Jewish Chronicle (1961)

Jewish Chronicle (1961)

By Misha Donat

Written for the concert Music of Conscience, performed on Feb 25, 1998 at Avery Fisher Hall at Lincoln Center.

The history of anti-fascist protest in art has seen some distinguished contributions from leading figures of the twentieth century. One thinks of Picasso’s Guernica, of Camus’s La Peste, of Schoenberg’s setting of Byron’s ironic Ode to Napoleon, and of Dallapiccola’s Canti di prigionia and the one-act opera Il Prigioniero. Almost all of these works evoke the evils of fascism in allegorical terms. A more direct forerunner of the work being performed this evening is Schoenberg’s A Survivor from Warsaw for narrator, chorus and orchestrated a hymn to the survival of the Jewish spirit in the face of the most appalling adversity, and one which, like Jewish Chronicle, does not flinch from describing the horrors of life in the Warsaw ghetto.

While all these protest works of the 1930s and 1940s were written under the direct shadow of fascist tyranny, Jewish Chronicle arose as a spontaneous gesture of warning against the re-emergence of Nazism in Germany and elsewhere two decades after the outbreak of the Second World War. On Christmas Eve 1959 members of the neo-Nazi Deutsche Reichspartei daubed the newly opened synagogue in Cologne with anti-Semitic slogans an incident whose seriousness was deliberately played down by the Adenauer government of the time. As a gesture of solidarity, five composers from both sides of what was then a divided country joined forces to create a work of protest. The texts, by the East German lyricist Jens Gerlach, begin with a direct reference to the despoiling of Jewish monuments, and end with a repeated call for vigilance. The middle movements evoke the Warsaw Ghetto: the bleakness of starvation (the setting by Karl Amadeus Hartmann), and the uprising of April and May 1943 (in a movement written jointly by Hans Werner Henze and Paul Dessau). The work calls for a large orchestra, though in order to avoid any hint of sentimentality, stringed instruments, with the exception of double-basses, are excluded.

Boris Blacher’s “Prologue,” for the alto and baritone is written in a style of chilling neutrality. Alto and baritone soloists dispassionately recount the evidence of a resurgence of neo-fascism, while a speaker ironically interjects two Nazislogans. The second movement, by Rudolf Wagner-Régenyi, is largely written in simple chordal style, with distant brass chorales in the composer’s own brand of 12-note writing punctuating the setting. During its closing moments, the two speakers join forces to issue a warning that silence is tantamount to guilt–an idea that is to be expanded upon in the work’s final movement.
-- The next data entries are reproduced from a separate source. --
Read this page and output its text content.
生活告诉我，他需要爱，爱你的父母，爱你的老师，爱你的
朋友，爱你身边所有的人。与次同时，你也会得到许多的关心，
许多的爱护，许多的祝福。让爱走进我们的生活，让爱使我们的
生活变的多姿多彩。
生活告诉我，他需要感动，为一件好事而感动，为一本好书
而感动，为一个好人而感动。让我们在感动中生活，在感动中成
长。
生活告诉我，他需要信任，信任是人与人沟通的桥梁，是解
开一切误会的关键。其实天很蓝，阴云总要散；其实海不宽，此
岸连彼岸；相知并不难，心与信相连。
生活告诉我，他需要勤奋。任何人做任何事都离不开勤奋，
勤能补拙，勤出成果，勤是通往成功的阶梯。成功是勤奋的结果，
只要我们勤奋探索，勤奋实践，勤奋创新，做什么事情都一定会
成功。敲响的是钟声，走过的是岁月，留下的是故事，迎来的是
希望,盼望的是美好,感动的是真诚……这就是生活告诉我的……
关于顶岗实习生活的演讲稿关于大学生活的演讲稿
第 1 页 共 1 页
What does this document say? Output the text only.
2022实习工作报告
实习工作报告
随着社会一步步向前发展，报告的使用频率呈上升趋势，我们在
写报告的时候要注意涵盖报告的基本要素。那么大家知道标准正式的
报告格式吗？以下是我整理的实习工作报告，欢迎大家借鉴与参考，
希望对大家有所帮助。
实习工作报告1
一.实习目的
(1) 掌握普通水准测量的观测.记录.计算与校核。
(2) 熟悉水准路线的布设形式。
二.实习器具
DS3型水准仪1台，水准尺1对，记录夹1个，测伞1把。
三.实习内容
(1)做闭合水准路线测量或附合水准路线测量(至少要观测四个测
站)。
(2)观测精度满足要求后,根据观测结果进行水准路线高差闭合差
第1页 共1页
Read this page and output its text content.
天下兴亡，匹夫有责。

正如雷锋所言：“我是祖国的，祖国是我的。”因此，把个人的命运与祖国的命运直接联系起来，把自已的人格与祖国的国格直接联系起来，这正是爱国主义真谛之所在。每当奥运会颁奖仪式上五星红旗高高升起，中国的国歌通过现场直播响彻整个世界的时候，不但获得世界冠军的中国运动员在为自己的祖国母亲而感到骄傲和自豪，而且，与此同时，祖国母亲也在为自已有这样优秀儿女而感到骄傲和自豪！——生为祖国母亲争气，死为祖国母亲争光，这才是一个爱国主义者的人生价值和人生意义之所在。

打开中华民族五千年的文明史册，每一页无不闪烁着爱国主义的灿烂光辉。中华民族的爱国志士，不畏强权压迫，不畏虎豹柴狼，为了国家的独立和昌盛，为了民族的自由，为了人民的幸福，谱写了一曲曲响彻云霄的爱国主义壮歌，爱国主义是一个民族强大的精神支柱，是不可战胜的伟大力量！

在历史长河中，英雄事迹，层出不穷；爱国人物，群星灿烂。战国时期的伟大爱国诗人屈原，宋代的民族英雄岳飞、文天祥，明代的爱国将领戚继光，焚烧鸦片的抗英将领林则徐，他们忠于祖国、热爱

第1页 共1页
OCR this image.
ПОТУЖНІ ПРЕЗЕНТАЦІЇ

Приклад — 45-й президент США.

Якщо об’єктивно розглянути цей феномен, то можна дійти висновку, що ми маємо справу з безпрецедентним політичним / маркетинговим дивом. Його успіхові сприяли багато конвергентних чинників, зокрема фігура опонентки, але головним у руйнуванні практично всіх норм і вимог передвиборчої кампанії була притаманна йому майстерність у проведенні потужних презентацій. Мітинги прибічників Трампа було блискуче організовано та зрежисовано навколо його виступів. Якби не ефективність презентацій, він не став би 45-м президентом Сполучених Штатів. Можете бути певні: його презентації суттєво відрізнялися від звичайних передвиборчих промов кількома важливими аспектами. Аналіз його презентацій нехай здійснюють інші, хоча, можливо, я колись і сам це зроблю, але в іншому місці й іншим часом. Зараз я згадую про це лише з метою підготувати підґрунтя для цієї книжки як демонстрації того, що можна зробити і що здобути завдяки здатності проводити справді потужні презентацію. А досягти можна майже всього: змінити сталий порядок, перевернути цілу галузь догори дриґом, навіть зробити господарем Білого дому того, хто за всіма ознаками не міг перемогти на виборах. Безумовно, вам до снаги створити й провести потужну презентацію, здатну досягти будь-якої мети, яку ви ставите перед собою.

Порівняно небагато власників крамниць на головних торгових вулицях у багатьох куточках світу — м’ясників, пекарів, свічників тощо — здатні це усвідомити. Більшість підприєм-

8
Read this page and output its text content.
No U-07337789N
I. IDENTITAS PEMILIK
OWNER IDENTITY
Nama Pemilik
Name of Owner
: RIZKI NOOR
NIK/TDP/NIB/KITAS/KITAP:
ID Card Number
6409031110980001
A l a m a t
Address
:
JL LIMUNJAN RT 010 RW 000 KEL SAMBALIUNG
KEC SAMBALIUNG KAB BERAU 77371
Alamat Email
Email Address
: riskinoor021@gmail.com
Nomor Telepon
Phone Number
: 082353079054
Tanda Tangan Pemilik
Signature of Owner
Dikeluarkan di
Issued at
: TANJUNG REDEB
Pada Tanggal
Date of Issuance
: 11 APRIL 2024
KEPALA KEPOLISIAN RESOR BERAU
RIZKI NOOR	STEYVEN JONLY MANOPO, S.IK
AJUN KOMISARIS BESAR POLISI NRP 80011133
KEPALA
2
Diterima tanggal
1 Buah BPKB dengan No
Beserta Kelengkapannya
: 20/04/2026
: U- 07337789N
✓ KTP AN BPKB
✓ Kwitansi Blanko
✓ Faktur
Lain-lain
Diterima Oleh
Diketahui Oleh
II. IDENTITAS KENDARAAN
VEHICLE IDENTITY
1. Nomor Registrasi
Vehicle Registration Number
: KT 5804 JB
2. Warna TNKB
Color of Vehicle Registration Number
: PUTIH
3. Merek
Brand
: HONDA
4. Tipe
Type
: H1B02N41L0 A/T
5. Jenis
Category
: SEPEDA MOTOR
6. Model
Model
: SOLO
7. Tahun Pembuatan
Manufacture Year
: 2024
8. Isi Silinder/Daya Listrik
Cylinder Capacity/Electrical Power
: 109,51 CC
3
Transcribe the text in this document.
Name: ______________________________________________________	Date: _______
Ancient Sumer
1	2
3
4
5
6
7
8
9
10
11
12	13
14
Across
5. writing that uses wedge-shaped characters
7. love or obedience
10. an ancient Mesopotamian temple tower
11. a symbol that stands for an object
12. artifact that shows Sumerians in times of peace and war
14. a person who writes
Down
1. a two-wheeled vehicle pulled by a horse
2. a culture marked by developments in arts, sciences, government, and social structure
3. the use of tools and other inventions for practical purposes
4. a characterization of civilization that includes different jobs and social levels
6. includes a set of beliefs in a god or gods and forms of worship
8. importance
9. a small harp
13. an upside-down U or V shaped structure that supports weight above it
Karl Amadeus Hartmann’s “Ghetto” was one of his final compositions, written as he was embarking on his eighth, and last, symphony. This is characteristically compassionate music (Hartmann’s First Symphony, subtitled “Essay for a Requiem” and based on texts by Walt Whitman, had been an outpouring of anger and grief at the devastation wreaked by the war) in which expressive solo instrumental lines–clarinet, trombone, oboe–weave their way through the baritone’s narration. Each of the three heartbreaking quotations from inmates of the ghetto is preceded by a violent outburst, featuring marimba or piano.

The fourth movement, as already mentioned, is a collaboration between Hans Werner Henze and Paul Dessau. Within the framework of a calm chorale, it narrates the violent events of the uprising in the ghetto. Henze’s contribution occupies roughly the first two-thirds of the piece, with Dessau taking over to describe the massacre of the ghetto’s inhabitants. In so doing, Dessau incorporates some of Henze’s material–in particular, the menacing interjections for timpani and piano–while setting the text largely in speech style for the chorus.

The final movement, again by Dessau, returns to the text of the work’s opening. This time, the speaker narrates in a precisely notated rhythm whose progressive acceleration mirrors the increasing tension of the text; while a lone piccolo, hovering high above the remaining instruments of the orchestra, unfolds a palely expressive melody. The notion of acceleration is one that is additionally contained within the repeated-note rhythmic figure that begins the movement, and thereafter acts as a punctuating reference-point throughout. The further progress of the narration is accompanied by the humming chorus: only in the closing pages do the singers open their mouths to utter their warnings against complicity.